La gouvernance locale et régionale : clef pour garantir le droit universel à l’eau et l’accès à l’eau et à l’assainissement
23.05.2024
Le 10ème Forum mondial de l’eau, coorganisé par le Conseil mondial de l’eau et le gouvernement indonésien, s’est déroulé à Bali du 18 au 25 mai. Il s’agit du plus grand événement multipartite de ce type, réunissant un large éventail de parties prenantes, depuis les gouvernements nationaux jusqu’à la société civile, en passant par le monde universitaire et les autorités locales et régionales. L’engagement continu de CGLU dans chacune des éditions du Forum depuis 2006 souligne notre engagement inébranlable pour faire progresser la gouvernance de l’eau.
Suite à la signature d’un partenariat stratégique entre CGLU et le Conseil mondial de l’eau, CGLU s’est activement impliqué tout au long du Forum mondial de l’eau pour promouvoir le rôle des territoires dans la préservation de l’eau en tant que bien commun et service public universel.
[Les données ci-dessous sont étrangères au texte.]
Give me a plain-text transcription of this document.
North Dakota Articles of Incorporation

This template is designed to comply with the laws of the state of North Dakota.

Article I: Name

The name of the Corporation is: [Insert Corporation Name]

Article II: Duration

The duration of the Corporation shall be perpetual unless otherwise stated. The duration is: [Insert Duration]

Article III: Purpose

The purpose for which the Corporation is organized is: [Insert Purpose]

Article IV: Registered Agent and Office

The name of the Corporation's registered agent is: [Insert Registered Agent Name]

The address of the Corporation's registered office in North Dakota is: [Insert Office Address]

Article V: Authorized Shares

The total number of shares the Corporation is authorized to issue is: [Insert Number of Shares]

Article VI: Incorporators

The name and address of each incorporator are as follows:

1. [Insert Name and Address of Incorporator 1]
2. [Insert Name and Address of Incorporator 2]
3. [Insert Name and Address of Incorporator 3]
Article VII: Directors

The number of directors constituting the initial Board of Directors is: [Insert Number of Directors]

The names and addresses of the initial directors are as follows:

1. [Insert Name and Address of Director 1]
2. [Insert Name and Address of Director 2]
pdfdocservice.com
Le point culminant de notre mobilisation a eu lieu le 22 mai avec l’organisation de la Journée des gouvernements locaux et régionaux, ainsi que d’autres événements, soulignant notre engagement à amplifier les voix locales.
Journée des Gouvernements Locaux et Régionaux
Le processus politique des gouvernements locaux et régionaux au 10ème Forum mondial de l’eau a été officiellement ouvert le 22 mai à Denpasar, en Indonésie, avec une participation record de 300 délégués, dont 160 élus locaux et régionaux venus du monde entier – Asie-Pacifique, Europe, Amérique latine, Afrique et Moyen-Orient.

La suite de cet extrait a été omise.